Após trauma e jejum, Timão tenta devolver confiança a Guerrero

Um gol em 2014 e outros tantos perdidos. Impaciente, o atacante Paolo Guerrero está longe de sua melhor fase com a camisa do Corinthians. Herói no Mundial de Clubes em 2012, o peruano tem vivido uma frustração que ainda não havia experimentado no Brasil. Ainda chateado por ter sido um dos alvos da invasão de torcedores ao CT Joaquim Grava, há menos de um mês, ele ganhou tratamento especial da comissão técnica para recuperar a confiança.
Os pés que não hesitavam em castigar os goleiros adversários agora refletem a pressão sobre Guerrero. Relegado à reserva, ele foi titular contra Palmeiras e Oeste porque Emerson Sheik não pode jogar. Nas duas partidas, perdeu gols incomuns e mostrou sua irritação com um semblante fechado, mãos no rosto e chutes no ar como desabafo.
Quem convive diariamente com o atacante percebe a impaciência até nos treinos. Quando algo não dá certo nas atividades, a reação é semelhante à apresentada nos últimos dois jogos.
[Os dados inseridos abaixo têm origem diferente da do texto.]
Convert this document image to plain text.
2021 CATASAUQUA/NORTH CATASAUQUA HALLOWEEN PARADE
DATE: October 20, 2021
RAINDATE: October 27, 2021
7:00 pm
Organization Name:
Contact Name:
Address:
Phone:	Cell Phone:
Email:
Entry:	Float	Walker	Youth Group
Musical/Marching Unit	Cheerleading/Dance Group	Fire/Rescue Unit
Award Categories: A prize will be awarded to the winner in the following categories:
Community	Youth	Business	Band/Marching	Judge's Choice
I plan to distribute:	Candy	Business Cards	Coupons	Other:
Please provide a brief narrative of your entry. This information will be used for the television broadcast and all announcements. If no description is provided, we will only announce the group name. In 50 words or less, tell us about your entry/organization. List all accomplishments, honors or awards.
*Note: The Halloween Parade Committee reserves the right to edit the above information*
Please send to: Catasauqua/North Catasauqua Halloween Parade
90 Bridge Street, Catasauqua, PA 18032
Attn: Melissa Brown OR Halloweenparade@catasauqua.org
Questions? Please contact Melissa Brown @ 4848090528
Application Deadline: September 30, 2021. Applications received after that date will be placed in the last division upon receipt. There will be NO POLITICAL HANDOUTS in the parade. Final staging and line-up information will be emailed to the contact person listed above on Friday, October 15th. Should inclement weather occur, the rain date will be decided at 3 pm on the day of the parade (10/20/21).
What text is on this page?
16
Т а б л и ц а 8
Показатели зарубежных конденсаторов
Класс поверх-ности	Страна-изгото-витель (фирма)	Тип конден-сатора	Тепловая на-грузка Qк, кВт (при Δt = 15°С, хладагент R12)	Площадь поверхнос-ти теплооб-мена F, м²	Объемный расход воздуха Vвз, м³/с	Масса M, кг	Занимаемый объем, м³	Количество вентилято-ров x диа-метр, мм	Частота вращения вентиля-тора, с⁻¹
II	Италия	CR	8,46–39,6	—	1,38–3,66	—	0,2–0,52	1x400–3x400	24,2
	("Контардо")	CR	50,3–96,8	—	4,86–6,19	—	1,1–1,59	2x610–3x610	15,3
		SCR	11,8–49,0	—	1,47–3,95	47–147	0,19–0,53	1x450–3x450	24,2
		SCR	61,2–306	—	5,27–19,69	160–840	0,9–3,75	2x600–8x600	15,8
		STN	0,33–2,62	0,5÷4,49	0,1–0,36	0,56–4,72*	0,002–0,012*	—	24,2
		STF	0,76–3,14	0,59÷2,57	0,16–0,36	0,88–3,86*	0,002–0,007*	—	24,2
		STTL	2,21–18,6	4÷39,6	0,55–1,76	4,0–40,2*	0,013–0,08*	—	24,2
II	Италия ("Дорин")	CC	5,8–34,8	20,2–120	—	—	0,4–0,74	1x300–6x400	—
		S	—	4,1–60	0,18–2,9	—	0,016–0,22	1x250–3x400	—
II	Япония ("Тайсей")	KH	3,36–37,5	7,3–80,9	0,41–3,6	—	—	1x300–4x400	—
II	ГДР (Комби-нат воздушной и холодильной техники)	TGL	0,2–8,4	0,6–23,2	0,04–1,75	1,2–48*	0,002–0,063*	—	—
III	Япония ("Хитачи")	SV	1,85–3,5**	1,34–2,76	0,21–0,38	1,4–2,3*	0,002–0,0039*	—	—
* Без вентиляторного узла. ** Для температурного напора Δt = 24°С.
A tensão pós-invasão no CT ainda não foi totalmente superada.
- Certamente foi algo que o chocou, até pela idolatria que sempre teve no clube, o gol no Mundial... Nosso papel é dar confiança a ele, reforçar que estamos ao lado dele e que o Guerrero logo voltará a ser aquele que todos conhecem - disse o diretor de futebol Ronaldo Ximenes.
Nosso papel é dar confiança a ele, reforçar que estamos ao lado dele
Ronaldo Ximenes, diretor de futebol
Dentro de campo, a intenção do técnico Mano Menezes é passar tranquilidade. Por isso, é boa a possibilidade de Guerrero ser titular pelo terceiro jogo seguido - sábado, contra o Rio Claro - mesmo com a volta de Emerson. A reação de Romarinho, que fez dois gols nas últimas duas partidas, é tratada como exemplo.
- Eu gosto de centroavante tranquilo, e isso não quer dizer que ele não está com vontade de fazer gols. O atacante, quando passa por um jejum desses, acaba se cobrando muito e isso atrapalha. Mas, se continuarmos criando oportunidades, a bola vai entrar. A equipe vai crescer, e ele vai junto com a equipe - analisou o técnico.
A comissão técnica entende que a questão é mesmo de confiança, pois Guerrero está bem fisicamente e costuma aguentar bem a sequência de jogos. Nas entrevistas pós-jogo, o peruano tem repetido como um mantra que "a má fase vai passar". Respaldado por diretoria, comissão técnica e colegas de elenco, ele tem a base necessária para deslanchar.